The child

17 0 0
                                    

Once upon a time, I was a young girl. Carefree and fearless, reckless and young. I had no worries, no concern for future life. I was happy, I was only me, nobody else, I was full of life. This girl had dreams, plans, and true aspirations. She was truly amazing.

Not all childhoods are good, or healthy. Mine was not, although I learned how to endure. I took the punishments, the hurt, and the torture which I was forced to endure. I witnessed abuse at a young age. I felt loss of people who were once the most important people in my life.

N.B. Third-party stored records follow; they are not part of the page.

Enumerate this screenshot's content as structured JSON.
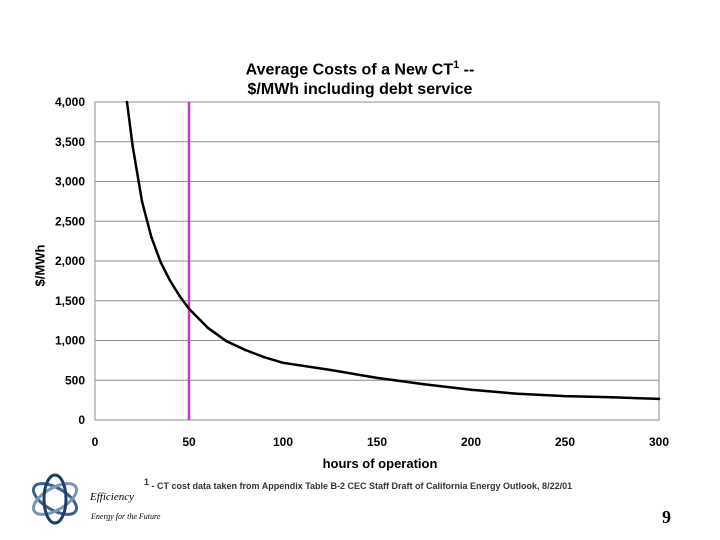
{
  "chart_data": {
    "type": "line",
    "title_line1": "Average Costs of a New CT",
    "title_sup": "1",
    "title_suffix": " --",
    "title_line2": "$/MWh including debt service",
    "xlabel": "hours of operation",
    "ylabel": "$/MWh",
    "xlim": [
      0,
      300
    ],
    "ylim": [
      0,
      4000
    ],
    "x_ticks": [
      "0",
      "50",
      "100",
      "150",
      "200",
      "250",
      "300"
    ],
    "y_ticks": [
      "0",
      "500",
      "1,000",
      "1,500",
      "2,000",
      "2,500",
      "3,000",
      "3,500",
      "4,000"
    ],
    "grid": "horizontal",
    "series": [
      {
        "name": "Average cost",
        "color": "#000000",
        "x": [
          17,
          20,
          25,
          30,
          35,
          40,
          45,
          50,
          60,
          70,
          80,
          90,
          100,
          125,
          150,
          175,
          200,
          225,
          250,
          275,
          300
        ],
        "y": [
          4000,
          3450,
          2750,
          2300,
          1980,
          1750,
          1560,
          1400,
          1160,
          990,
          880,
          790,
          720,
          630,
          530,
          450,
          380,
          330,
          300,
          285,
          265
        ]
      }
    ],
    "marker_line": {
      "x": 50,
      "color": "#cc33cc"
    }
  },
  "footnote": {
    "sup": "1",
    "text": " - CT cost data taken from Appendix Table B-2 CEC Staff Draft of California Energy Outlook, 8/22/01"
  },
  "branding": {
    "company": "Efficiency",
    "tagline": "Energy for the Future"
  },
  "page_number": "9"
}
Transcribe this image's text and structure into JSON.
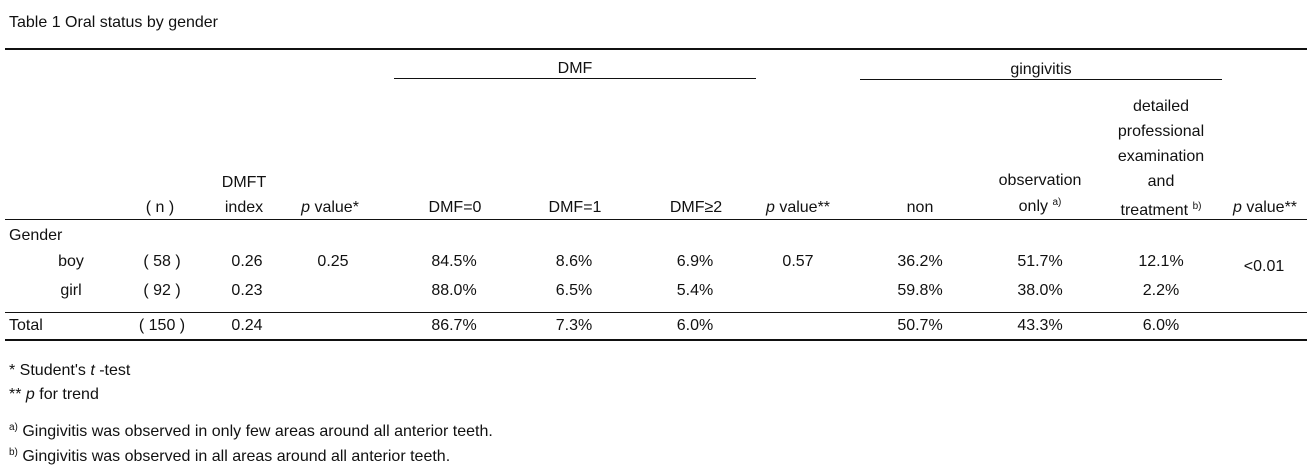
{
  "title": "Table 1  Oral status by gender",
  "groups": {
    "dmf": "DMF",
    "gingivitis": "gingivitis"
  },
  "headers": {
    "n": "( n )",
    "dmft_1": "DMFT",
    "dmft_2": "index",
    "p1_italic": "p",
    "p1_rest": " value*",
    "dmf0": "DMF=0",
    "dmf1": "DMF=1",
    "dmf2": "DMF≥2",
    "p2_italic": "p",
    "p2_rest": " value**",
    "non": "non",
    "obs_1": "observation",
    "obs_2": "only",
    "obs_sup": "a)",
    "det_1": "detailed",
    "det_2": "professional",
    "det_3": "examination",
    "det_4": "and",
    "det_5": "treatment",
    "det_sup": "b)",
    "p3_italic": "p",
    "p3_rest": " value**"
  },
  "section_label": "Gender",
  "rows": [
    {
      "label": "boy",
      "n": "( 58 )",
      "dmft": "0.26",
      "p1": "0.25",
      "dmf0": "84.5%",
      "dmf1": "8.6%",
      "dmf2": "6.9%",
      "p2": "0.57",
      "non": "36.2%",
      "obs": "51.7%",
      "det": "12.1%",
      "p3": "<0.01"
    },
    {
      "label": "girl",
      "n": "( 92 )",
      "dmft": "0.23",
      "p1": "",
      "dmf0": "88.0%",
      "dmf1": "6.5%",
      "dmf2": "5.4%",
      "p2": "",
      "non": "59.8%",
      "obs": "38.0%",
      "det": "2.2%",
      "p3": ""
    }
  ],
  "total": {
    "label": "Total",
    "n": "( 150 )",
    "dmft": "0.24",
    "dmf0": "86.7%",
    "dmf1": "7.3%",
    "dmf2": "6.0%",
    "non": "50.7%",
    "obs": "43.3%",
    "det": "6.0%"
  },
  "footnotes": {
    "f1_pre": "* Student's ",
    "f1_italic": "t",
    "f1_post": " -test",
    "f2_pre": "** ",
    "f2_italic": "p",
    "f2_post": "  for trend",
    "fa_sup": "a)",
    "fa_text": " Gingivitis was observed in only few areas around all anterior teeth.",
    "fb_sup": "b)",
    "fb_text": " Gingivitis was observed in all areas around all anterior teeth."
  }
}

This girl obtained the ability to continue to be happy, live, and to grow. Regardless of the disastrous relationships she witness break. The pain she endured, and ultimately she fought at the age of four to focus on her own happiness as her family and life fell to the ruins around her. The fact that witnessing lives fall to pieces, relationships ruin, and loved ones die before this young innocent girls eyes, she believed.

Belief in a hope for herself to eventually grasp a life that would not show any of the events she dealt with in childhood. The wish for no pain, no abuse to her, no loss of self, this is what kept her going. This child had trust and held onto faith regardless of her hardships.

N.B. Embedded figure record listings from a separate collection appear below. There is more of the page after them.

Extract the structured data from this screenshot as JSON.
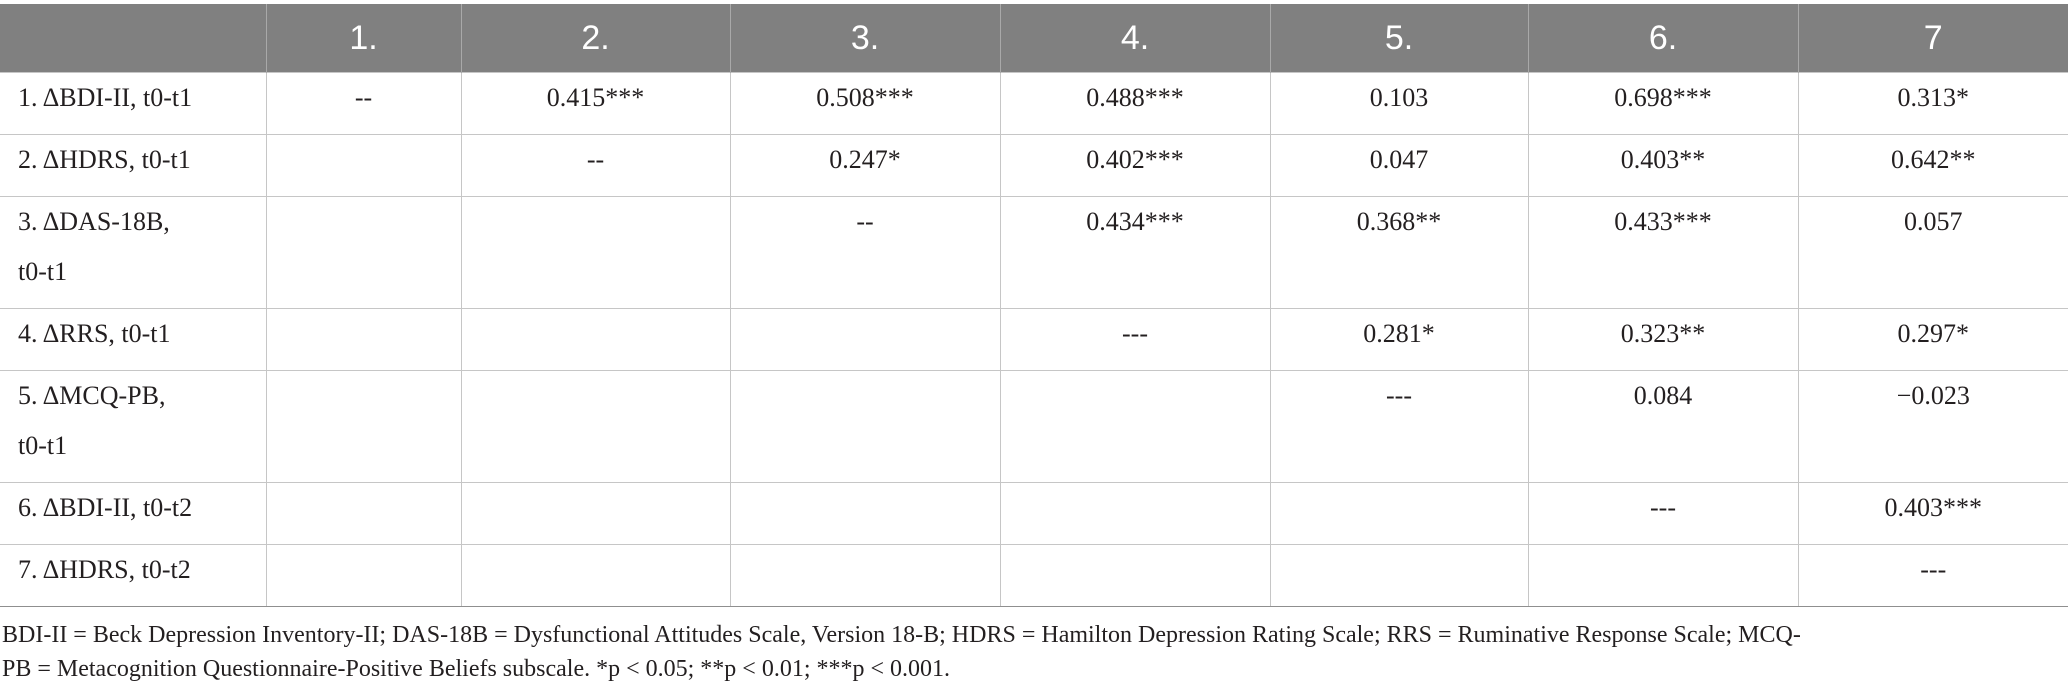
{
  "table": {
    "headers": [
      "",
      "1.",
      "2.",
      "3.",
      "4.",
      "5.",
      "6.",
      "7"
    ],
    "rows": [
      {
        "label": "1. ΔBDI-II, t0-t1",
        "cells": [
          "--",
          "0.415***",
          "0.508***",
          "0.488***",
          "0.103",
          "0.698***",
          "0.313*"
        ]
      },
      {
        "label": "2. ΔHDRS, t0-t1",
        "cells": [
          "",
          "--",
          "0.247*",
          "0.402***",
          "0.047",
          "0.403**",
          "0.642**"
        ]
      },
      {
        "label": "3. ΔDAS-18B,\nt0-t1",
        "cells": [
          "",
          "",
          "--",
          "0.434***",
          "0.368**",
          "0.433***",
          "0.057"
        ]
      },
      {
        "label": "4. ΔRRS, t0-t1",
        "cells": [
          "",
          "",
          "",
          "---",
          "0.281*",
          "0.323**",
          "0.297*"
        ]
      },
      {
        "label": "5. ΔMCQ-PB,\nt0-t1",
        "cells": [
          "",
          "",
          "",
          "",
          "---",
          "0.084",
          "−0.023"
        ]
      },
      {
        "label": "6. ΔBDI-II, t0-t2",
        "cells": [
          "",
          "",
          "",
          "",
          "",
          "---",
          "0.403***"
        ]
      },
      {
        "label": "7. ΔHDRS, t0-t2",
        "cells": [
          "",
          "",
          "",
          "",
          "",
          "",
          "---"
        ]
      }
    ]
  },
  "note": {
    "line1": "BDI-II = Beck Depression Inventory-II; DAS-18B = Dysfunctional Attitudes Scale, Version 18-B; HDRS = Hamilton Depression Rating Scale; RRS = Ruminative Response Scale; MCQ-",
    "line2": "PB = Metacognition Questionnaire-Positive Beliefs subscale. *p < 0.05; **p < 0.01; ***p < 0.001."
  },
  "colors": {
    "header_bg": "#808080",
    "header_text": "#ffffff",
    "grid": "#c6c6c6",
    "text": "#231f20"
  }
}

Growing made this dream difficult. Now it has become unobtainable, because pain is inevitable. There is no way to avoid getting hurt regardless of the way the pain is caused. As you grow, as she grew she began to realize, to lose hope, that's how she let the other take control of her life.

She tried, to fight through all of it. To get back to the innocence she once held. She fought like hell. Something children should not have to do.
All her attempts, as strong as her will was still lead to an abrupt stop. Ultimately a failure that changed her forever. She broke, I broke, because this was when she, became a part of me.